Program
Tuesday, April 16, 2024, 7:00 p.m.
with a music performance by DJ Die-Ley and Veit B, 8:00 pm
April 17 to May 25, 2024, Tuesday to Saturday, 1:00 - 7:00 pm
Film evening on the subject of body and discomfort: April 25, 2024, 7:00 pm
Reading event with coffee from stray coffee roasters: May 11, 2024, 3:00 pm
Saturday, May 25, 2024, 7:00 pm
with a music performance by RABOTANoLoSo
Kunstarkaden, Sparkassenstraße 3, 80331 Munich l kunstarkaden.muenchen An art space of the City of Munich
Free admission / Barrier-free / Closed on public holidays
One hundred years after the death of Franz Kafka, we ask ourselves which aspects of his work resonate particularly strongly in the present moment. Which of these can also be found in our artistic work?

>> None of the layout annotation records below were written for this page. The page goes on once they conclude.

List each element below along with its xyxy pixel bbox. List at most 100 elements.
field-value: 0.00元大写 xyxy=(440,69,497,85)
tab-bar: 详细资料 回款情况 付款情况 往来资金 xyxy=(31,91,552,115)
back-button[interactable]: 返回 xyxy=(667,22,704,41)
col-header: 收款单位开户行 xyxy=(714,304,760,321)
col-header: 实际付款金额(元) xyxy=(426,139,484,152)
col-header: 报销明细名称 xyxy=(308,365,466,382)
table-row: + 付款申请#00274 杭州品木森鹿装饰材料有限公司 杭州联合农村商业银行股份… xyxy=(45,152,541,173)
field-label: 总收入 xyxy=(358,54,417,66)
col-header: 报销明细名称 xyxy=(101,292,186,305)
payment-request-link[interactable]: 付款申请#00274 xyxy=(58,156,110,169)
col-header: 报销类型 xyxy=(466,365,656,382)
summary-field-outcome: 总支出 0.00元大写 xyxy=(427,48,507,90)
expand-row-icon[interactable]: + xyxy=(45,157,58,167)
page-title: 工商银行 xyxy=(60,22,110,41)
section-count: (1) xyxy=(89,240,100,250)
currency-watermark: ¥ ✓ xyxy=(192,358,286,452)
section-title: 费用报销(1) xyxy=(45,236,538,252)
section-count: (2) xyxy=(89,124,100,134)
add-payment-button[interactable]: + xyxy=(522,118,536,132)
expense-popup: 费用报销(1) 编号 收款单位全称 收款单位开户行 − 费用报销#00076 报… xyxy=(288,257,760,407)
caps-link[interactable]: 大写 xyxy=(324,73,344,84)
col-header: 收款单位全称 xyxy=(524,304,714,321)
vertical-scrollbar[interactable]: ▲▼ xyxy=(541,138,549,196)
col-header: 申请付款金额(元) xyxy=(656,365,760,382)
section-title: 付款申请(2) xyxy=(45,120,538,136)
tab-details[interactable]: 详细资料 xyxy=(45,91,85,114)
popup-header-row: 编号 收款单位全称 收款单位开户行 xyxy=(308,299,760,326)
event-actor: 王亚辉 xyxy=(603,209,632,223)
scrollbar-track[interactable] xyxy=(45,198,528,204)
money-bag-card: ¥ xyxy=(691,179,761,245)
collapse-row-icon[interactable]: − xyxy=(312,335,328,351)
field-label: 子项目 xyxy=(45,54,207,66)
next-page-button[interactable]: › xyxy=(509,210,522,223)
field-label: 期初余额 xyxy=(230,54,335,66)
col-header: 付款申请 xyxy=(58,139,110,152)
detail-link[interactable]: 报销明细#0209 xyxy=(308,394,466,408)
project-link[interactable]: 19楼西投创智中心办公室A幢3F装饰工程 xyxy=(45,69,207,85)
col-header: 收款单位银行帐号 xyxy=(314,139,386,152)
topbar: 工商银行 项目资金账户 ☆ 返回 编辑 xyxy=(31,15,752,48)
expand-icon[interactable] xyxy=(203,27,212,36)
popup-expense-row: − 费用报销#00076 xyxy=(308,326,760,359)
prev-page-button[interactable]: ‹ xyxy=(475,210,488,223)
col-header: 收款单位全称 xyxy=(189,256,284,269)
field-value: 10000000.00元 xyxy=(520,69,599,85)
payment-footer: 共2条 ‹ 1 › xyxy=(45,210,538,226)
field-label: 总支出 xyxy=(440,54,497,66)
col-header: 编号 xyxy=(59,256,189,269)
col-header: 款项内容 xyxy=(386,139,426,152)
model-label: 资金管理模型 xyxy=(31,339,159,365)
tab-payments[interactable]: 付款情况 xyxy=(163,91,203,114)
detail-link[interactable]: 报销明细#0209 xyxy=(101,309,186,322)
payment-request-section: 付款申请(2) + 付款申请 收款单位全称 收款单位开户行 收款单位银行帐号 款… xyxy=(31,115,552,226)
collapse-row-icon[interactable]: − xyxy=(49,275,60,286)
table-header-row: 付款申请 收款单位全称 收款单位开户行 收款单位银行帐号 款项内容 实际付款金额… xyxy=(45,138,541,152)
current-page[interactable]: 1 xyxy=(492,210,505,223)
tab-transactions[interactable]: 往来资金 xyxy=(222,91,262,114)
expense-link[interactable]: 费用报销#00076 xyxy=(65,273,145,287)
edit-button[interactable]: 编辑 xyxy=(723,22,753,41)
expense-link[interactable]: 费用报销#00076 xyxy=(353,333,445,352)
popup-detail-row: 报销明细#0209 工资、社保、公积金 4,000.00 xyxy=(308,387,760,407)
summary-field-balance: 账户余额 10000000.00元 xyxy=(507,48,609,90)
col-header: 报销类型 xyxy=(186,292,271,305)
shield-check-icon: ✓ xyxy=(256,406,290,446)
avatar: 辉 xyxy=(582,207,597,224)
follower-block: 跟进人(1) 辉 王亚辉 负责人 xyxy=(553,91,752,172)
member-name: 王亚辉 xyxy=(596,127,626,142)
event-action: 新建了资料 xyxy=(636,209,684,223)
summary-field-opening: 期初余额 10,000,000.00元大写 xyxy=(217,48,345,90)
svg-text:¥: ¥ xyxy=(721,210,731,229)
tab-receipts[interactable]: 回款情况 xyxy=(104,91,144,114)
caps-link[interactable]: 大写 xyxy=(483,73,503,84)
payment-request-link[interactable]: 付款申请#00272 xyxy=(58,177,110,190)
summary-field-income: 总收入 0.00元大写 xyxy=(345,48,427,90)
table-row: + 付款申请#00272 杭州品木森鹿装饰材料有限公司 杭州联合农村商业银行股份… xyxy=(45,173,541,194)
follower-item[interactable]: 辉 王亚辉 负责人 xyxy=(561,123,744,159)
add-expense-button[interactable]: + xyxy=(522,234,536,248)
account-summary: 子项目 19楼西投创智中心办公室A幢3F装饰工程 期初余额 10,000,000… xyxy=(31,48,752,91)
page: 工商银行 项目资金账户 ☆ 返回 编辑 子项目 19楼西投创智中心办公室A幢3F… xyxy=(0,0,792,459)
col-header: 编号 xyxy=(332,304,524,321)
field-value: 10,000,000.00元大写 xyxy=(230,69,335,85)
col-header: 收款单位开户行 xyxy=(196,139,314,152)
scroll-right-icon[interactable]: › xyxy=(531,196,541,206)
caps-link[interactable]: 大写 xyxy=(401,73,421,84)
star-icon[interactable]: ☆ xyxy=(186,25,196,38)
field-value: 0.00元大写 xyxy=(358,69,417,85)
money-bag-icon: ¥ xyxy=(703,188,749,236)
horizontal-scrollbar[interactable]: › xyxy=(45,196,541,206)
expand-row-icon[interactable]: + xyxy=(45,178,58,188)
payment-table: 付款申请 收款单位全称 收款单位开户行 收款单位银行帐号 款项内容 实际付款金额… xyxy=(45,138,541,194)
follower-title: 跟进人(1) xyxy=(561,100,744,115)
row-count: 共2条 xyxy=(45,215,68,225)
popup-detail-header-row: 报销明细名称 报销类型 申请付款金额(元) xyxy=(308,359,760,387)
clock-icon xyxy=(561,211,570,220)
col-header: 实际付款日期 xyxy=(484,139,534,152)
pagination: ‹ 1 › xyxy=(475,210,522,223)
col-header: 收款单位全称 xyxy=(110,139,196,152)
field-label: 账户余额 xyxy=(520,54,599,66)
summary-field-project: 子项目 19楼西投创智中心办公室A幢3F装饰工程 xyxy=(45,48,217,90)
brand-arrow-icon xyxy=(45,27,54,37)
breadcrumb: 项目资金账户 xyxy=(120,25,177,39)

Franz Kafka is an extremely important figure for the artistic tradition in both Germany and the Czech Republic and, just like us, as a German-speaking author who lived in Prague, he was strongly influenced by both cultures. In multi-ethnic Czechoslovakia between the world wars, the Surrealists immediately responded to his work with great enthusiasm.
We are tracing the specific tradition of Czechoslovak Surrealism and would like to consciously address this strand of our own artistic biographers and origins. We are fascinated by the specific heaviness, melancholy and the processing of the fear of a reality that is difficult to endure.
Kafka's treatment of corporeality reveals a certain unease, open to fragility and changeability. His treatment of the more-than-human, in the sense of the philosopher David Abram's term, is also extremely exciting: Kafka's characters are often not quite human, or not quite clearly alive. From his gloomy poetic position, Kafka declares that the image of man as an autonomous, rational being that prevailed a hundred years ago has always been a failure.
His quite humorous observations of deep interdependence, loneliness and absurdity remain relevant. The human body, which connects us to other animals and is at the same time strongly anchored in society and in different identities, is also at the forefront of our work.